Israel’s relationship with the Vatican has been strained before, but never in the era of Pope Leo has the Holy See openly sided so clearly with the Palestinian cause, says Father Paolo Montalbano, a policy analyst at Rome’s Pontifical Gregorian University. “This is not simple moral equivalence,” he said. “The Pope is assigning primary culpability to Israel for the humanitarian collapse, and that is new territory.”
Inside Israel, public sentiment is equally fraught. Families of the remaining hostages staged a candle‑light vigil in Tel Aviv’s Habima Square, chanting “Bring them home” and accusing the government of prioritizing military victory over human lives. Opinion polls published by Channel 12 show 62 percent of Israelis now favor an internationally brokered cease‑fire even if that means Hamas remains partially intact, up from 41 percent in April.
Meanwhile, Gaza’s civilian misery deepens. Surgeons at the Martyr Ayyoub Hospital in Deir al‑Balah said the facility had enough fuel to run operating theaters for only 48 more hours. “We conduct amputations without anesthetics sometimes,” Dr. Ahmed al‑Khaldi said via a satellite phone provided by Médecins Sans Frontières. “When the generators stop, the morgue will become an oven.”
With roads cut, thousands of Palestinians fled toward the Mediterranean coast, hauling mattresses, children and plastic jugs of water. Most had already been displaced multiple times. “There is nowhere left to go,” said Khaled Abu Rami, who set up a makeshift shelter on the sand dunes north of the city. “We are just waiting to die.”
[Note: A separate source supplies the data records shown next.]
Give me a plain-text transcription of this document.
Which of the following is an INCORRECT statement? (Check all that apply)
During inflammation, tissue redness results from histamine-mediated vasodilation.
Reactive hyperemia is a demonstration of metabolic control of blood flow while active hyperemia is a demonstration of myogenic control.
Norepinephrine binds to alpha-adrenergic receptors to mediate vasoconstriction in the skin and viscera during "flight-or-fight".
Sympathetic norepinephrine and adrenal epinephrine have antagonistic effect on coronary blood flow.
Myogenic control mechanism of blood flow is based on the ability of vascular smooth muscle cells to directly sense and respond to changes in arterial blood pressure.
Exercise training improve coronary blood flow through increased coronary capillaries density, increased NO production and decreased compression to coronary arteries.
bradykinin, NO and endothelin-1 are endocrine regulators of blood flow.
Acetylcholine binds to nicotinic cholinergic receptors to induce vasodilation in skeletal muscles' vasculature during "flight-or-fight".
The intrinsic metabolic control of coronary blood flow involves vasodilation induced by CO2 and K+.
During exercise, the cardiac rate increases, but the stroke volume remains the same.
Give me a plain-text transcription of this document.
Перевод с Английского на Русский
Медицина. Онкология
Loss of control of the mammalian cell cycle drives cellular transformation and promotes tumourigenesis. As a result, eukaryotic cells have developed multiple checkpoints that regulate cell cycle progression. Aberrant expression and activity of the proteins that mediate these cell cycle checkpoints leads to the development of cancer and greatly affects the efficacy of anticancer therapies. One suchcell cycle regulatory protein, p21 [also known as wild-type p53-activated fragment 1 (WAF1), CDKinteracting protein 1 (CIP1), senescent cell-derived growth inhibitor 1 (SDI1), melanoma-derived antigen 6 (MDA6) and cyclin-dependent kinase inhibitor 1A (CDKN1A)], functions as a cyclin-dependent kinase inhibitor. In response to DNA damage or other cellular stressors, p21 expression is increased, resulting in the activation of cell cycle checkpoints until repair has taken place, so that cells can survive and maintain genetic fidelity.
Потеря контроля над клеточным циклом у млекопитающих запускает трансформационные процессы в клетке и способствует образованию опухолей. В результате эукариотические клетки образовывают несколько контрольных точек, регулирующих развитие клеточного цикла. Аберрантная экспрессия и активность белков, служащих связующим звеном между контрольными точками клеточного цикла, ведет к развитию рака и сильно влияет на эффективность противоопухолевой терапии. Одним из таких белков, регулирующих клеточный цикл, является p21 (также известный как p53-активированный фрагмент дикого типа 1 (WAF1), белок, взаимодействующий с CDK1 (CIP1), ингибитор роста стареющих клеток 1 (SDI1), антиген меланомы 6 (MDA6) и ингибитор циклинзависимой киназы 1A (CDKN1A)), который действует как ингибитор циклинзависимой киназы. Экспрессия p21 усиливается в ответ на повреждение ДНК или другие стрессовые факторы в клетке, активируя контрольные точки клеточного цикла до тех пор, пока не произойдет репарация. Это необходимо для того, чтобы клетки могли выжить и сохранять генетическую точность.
As the offensive grinds on, all eyes turn to Qatar and Egypt, whose negotiators continue shuttle diplomacy to salvage a hostage‑for‑cease‑fire package. U.S. Secretary of State Linda Greenfield, in Madrid for a NATO summit, said Washington supports the 25‑nation declaration but stopped short of threatening consequences. Analysts say the next 72 hours could determine whether Gaza enters an uneasy cease‑fire or descends into an even deadlier final act.
For the moment, Israeli drones still buzz overhead, tanks rumble through shattered streets, and the Gaza Strip—already one of the most densely populated places on earth—edges closer to total ruin. Whether the Vatican’s moral weight and the diplomatic chorus of 25 nations will be enough to halt the bombardment remains, as ever, a question of political will.